Утром, прокутив целую ночь, я ехал с друзьями по Английскому саду, пел песни и пил в «Аумайстере» кофе. После полудня я был окружен картинами, пейзажами с лесными лужайками и морскими берегами, часто эта живопись носила возвышенный характер, имитировала райские мотивы, словно была новым непорочным творением. Вечером я любовался блеском витрин, как бесконечно прекрасным, так и опасным для соотечественников, рассматривал выставленную напоказ порнографию и книги, горшки с заморскими цветами, дорогие сигары, завернутые в серебряную бумагу, и изящные изделия из кожи, привлекающие элегантностью. Я наблюдал, как сверкают на мокрых улицах электрические лампочки, отбрасывая отражения, и шлемы церковных башен, укутанные в облачные сумерки.
За всем этим время пролетело быстро и легко, словно я опустошил бокал и каждый глоток доставил мне удовольствие. Наступил вечер, я упаковал чемодан, собираясь утром уехать и не испытывая по этому поводу никакого сожаления. Я заранее радовался поездке по железной дороге мимо деревень, лесов и покрытых снегом гор, радовался своему возвращению домой.

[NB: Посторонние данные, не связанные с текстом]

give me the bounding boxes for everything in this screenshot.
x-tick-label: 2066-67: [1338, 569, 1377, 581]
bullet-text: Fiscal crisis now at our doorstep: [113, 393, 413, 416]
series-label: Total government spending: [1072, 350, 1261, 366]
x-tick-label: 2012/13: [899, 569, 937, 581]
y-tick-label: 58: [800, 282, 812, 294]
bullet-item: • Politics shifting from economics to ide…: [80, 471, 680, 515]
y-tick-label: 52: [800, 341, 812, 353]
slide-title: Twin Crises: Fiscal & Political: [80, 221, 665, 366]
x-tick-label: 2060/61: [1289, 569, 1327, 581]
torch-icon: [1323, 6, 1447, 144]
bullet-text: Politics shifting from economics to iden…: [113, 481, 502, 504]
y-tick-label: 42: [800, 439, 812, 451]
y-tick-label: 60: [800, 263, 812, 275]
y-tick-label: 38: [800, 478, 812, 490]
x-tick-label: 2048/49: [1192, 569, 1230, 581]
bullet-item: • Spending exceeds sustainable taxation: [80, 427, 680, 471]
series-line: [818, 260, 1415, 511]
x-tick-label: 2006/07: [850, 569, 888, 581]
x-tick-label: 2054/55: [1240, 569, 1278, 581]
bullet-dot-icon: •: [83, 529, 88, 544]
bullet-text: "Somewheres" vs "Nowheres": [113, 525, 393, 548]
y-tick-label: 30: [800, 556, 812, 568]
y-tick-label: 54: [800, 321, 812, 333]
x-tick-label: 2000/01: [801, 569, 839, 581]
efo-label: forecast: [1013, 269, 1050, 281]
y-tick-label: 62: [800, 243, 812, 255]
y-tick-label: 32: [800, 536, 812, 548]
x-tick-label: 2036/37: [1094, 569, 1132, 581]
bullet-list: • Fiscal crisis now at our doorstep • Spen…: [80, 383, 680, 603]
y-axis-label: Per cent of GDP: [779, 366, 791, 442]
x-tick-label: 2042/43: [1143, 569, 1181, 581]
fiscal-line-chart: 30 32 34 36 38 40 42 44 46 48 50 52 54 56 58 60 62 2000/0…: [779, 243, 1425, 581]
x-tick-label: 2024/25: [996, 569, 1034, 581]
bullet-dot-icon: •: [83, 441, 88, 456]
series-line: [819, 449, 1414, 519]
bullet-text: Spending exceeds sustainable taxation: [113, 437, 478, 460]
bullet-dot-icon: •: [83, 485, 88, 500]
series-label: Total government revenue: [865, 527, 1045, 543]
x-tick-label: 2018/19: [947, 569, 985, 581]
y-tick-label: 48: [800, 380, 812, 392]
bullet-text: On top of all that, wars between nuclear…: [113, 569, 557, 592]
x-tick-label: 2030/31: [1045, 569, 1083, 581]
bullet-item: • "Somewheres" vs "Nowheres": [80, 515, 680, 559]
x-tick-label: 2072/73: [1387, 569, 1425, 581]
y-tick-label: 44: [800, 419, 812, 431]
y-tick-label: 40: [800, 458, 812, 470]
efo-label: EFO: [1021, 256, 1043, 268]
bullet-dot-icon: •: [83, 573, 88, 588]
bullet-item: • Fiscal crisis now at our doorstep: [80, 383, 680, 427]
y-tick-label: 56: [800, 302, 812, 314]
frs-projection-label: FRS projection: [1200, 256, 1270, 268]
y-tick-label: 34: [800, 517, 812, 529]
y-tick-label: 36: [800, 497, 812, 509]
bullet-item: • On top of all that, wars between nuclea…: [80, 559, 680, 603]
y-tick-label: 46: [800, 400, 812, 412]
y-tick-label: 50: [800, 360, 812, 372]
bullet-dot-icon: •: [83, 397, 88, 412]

На этот вечер я был еще приглашен в один красивый новый дом на фешенебельной Швабингерштрассе, где чувствовал себя очень привольно за оживленными разговорами и изысканными закусками. Там были и дамы, но поскольку я чувствую себя неловко и стыдливо в общении с ними, я придерживался мужского общества. Мы пили белое вино из тонких узких бокалов и курили хорошие сигары, стряхивая пепел в серебряные, позолоченные изнутри пепельницы. Мы говорили о городе и о стране, об охоте и театре, и о культуре тоже, которая, похоже, сближала нас. Мы говорили громко и интеллигентно, с темпераментом и иронией, серьезно и шутливо, и смотрели друг другу в глаза живо и с умным видом.
И только совсем поздно, когда вечер заканчивался и мужчины перешли к политике, в которой я не разбирался, я обратил внимание на приглашенных дам. Они беседовали с юными живописцами и скульпторами, беднягами художниками без гроша в кармане, однако одетыми без исключения элегантно, так что я никак не мог испытывать к ним сочувствие, наоборот, уважение. Но они тоже любезно согласились терпеть меня в своем обществе, приветливо ободряли приехавшего из провинции гостя, так что я даже забыл про свою застенчивость и заговорил с ними весьма по-братски. И попутно бросал любопытные взгляды на молодых дам.
Среди них я заметил совсем юную девушку, не больше девятнадцати лет, со светлыми по-детски волосами и узким голубоглазым лицом. На ней было светлое платье с голубыми оборками, она довольная сидела на стуле и ловила каждое слово. Я не смотрел в ее сторону, но наступил момент, когда ее звезда вспыхнула на моем небосклоне и я увидел ее тоненькую фигурку и искреннюю, еще нерешительную прелесть, заключив их в свое сердце, и услышал дивную мелодию, внутри которой она двигалась как в коконе. Тихая радость и умиление заставили мое сердце биться легко и быстро, и мне хотелось заговорить с ней, но я не знал, что бы сказать такое значительное. Она сама говорила очень мало, больше улыбалась, кивала и давала нараспев короткие ответы своим легким мелодичным голосом, словно парящим в воздухе. На ее тонком запястье лежала кружевная манжета, из нее выглядывала детская ручонка с нежными одухотворенными пальчиками. Ее ножка, которой она играючи покачивала, была одета в высокий башмачок из тонкой коричневой кожи, и его формы и размер, как и кистей ее рук, находились в полной гармонии со всей ее приятной фигурой.